Aktuelle Garten-Tagestipp
  • Die Geißel aller Clematisfreunde ist die Clematiswelke. Die gefürchtete Pilzkrankheit bewirkt ein plötzliches Welken und Absterben von einzelnen Trieben. Eine Bekämpfung mit chemischen Pflanzenschutzmitteln ist nicht möglich. Linderung schafft die Wahl eines tiefgründigen, unverdichteten Bodens und die Wahl robuster Sorten (Clematis viticella). Pflanzen Sie Clematis etwa 10 cm tiefer als sie im Topf gestanden haben. Dann haben befallene Pflanzen genügend unterirdische Reserveknospen, aus denen sie sich neu aufbauen können.

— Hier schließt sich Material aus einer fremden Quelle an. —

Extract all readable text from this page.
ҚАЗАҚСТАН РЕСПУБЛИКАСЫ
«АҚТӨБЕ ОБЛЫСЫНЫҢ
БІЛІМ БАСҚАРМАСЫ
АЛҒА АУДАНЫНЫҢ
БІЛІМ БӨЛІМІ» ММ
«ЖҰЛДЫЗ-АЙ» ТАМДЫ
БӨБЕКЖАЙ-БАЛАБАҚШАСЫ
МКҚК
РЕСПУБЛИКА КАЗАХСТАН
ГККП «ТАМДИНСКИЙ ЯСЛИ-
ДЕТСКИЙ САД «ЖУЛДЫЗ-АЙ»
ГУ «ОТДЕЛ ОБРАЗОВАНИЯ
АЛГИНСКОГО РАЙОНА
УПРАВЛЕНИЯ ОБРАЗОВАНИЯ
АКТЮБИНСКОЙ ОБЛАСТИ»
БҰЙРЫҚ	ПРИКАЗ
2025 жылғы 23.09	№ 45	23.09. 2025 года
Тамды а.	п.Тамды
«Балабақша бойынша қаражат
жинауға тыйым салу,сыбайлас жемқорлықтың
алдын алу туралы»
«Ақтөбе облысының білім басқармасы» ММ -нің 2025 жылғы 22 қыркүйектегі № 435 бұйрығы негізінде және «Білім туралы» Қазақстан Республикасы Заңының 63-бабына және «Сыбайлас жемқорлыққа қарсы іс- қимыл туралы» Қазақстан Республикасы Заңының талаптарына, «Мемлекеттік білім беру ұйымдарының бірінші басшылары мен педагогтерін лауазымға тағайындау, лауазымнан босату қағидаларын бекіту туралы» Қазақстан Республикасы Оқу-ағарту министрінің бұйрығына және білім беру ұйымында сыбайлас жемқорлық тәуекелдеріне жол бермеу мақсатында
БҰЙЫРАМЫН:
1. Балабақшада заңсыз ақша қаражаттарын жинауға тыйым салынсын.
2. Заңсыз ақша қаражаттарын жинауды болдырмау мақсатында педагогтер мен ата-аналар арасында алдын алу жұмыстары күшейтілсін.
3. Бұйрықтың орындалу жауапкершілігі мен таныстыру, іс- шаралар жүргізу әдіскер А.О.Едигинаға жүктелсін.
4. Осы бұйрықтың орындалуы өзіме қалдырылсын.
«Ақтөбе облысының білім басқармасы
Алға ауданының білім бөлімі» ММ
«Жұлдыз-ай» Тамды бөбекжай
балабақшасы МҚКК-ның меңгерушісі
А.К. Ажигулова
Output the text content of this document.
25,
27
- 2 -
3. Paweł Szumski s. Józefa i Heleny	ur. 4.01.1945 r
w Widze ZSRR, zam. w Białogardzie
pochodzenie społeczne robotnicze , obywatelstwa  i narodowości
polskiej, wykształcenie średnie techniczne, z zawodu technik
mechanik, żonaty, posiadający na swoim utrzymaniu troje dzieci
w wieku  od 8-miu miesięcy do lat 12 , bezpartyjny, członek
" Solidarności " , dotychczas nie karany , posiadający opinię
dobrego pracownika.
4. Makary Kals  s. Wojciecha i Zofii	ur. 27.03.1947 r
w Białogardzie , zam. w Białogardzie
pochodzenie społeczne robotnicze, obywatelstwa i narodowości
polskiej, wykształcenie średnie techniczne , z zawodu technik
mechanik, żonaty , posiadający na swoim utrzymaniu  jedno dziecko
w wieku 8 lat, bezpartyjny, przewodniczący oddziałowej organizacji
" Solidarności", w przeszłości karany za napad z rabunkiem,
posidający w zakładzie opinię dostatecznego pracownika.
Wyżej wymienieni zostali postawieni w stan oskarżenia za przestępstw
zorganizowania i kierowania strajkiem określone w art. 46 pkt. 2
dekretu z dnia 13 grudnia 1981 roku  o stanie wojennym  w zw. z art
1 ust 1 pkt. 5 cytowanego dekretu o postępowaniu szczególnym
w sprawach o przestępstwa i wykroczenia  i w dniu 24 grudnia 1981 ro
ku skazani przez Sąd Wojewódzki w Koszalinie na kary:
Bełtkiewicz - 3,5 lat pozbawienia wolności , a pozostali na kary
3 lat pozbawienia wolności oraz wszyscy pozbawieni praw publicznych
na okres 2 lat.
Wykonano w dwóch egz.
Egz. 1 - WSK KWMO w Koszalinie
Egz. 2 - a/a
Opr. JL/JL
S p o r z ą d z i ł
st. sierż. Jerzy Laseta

  • Bis weit in den Sommer hinein erblühen die höheren Bart-Iris, die auch als Schwertlilien bekannt sind. Die Sortenvielfalt ist erstaunlich, kaum eine Farbnuance fehlt. Die meisten Arten lieben einen normalen, gehaltvollen, auch lehmigen Gartenboden in voller Sonne. Die Kalk liebenden Sonnenanbeter kommen auch in knalligen Südlagen gut zurecht. Was sie nicht vertragen, sind Schatten und Staunässe. Entsprechend sollte die Partnerwahl getroffen werden: Salbei, Mohn oder Stauden-Lein harmonieren vortrefflich mit dieser außergewöhnlichen Blume.
  • Rosen und sonnenliebende Stauden bieten unzählige Verwendungsmöglichkeiten. Geeignet sind beispielsweise niedrige Stauden wie Frauenmantel, Katzenminze, Glockenblumen und Lavendel zur Unterpflanzung von Edel- und Strauchrosen. Hinter Beetrosen ragen gerne imposante Rittersporne mit ihren mächtigen Blütenlanzen empor. Zu Wildrosen passen Gräser aller Art. Wenn die Stauden die Rosen zu sehr bedrängen, sorgen Schere und Spaten für Ordnung.
  • Ein Pfahl hilft einem Hausbaum oder einem großen Strauch, sich im Gartenboden zu verankern. Schlagen Sie den Pfahl entgegen der Hauptwindrichtung ein. Die Befestigung der Gehölze mit Draht ist gefährlich, da er die Äste einschnüren kann. Mit Kokosstricken fixieren Sie den Baum sicher am Pfahl. Überprüfen Sie in den Folgejahren die Stricke auf guten Halt.
  • Stellen Sie die Pflanzen zunächst so aus, wie sie später gepflanzt werden sollen. Linien aus Sand erleichtern die Zuordnung und das Einhalten ausreichender Pflanzenabstände. Tauchen Sie die Pflanzballen vor dem Einsetzen in die Erde ausgiebig. Heben Sie ausreichend große Pflanzlöcher aus. Lockern Sie die Grubensohle. Drücken Sie die Pflanzerde um den Ballen kräftig an. Anwässern nicht vergessen.
  • Steil nach oben wachsende Kletterrosen bilden nur wenige Blütenknospen tragende Seitentriebe aus. Sie blühen deshalb erst in 2 bis 3 m Höhe. Je waagerechter Sie hingegen einen Trieb führen, desto mehr blütenreiche Seitentriebe setzt er an, ähnlich wie beim Spalierobstbaum. Binden Sie deshalb die langen Rosentriebe gleich von Anfang an immer wieder in die Waagerechte oder möglichst schräg. Durch das Pflanzen einer Kletterrose unter eine Fensterbank und nicht zwischen zwei Fenster blockieren Sie z.B. automatisch den direkten Aufstieg.
  • Unter Gehölzkennern gilt der Smaragd-Lebensbaum als schönste Thuja überhaupt. Mit seiner frischen, auch im Winter glänzend sattgrünen Nadelfarbe ist das schnittverträgliche und robuste Gehölz aber nicht nur für Hecken eine Empfehlung. Der edle Nadel-Smaragd setzt sich auch in Einzelstellung bestens in Szene. Passende Kulissen können Haus-, Heide- und Steingärten sein. Die schattentoleranten Säulen gedeihen aber auch in Teichnähe und vor allem als schöner Solitär im Kübel.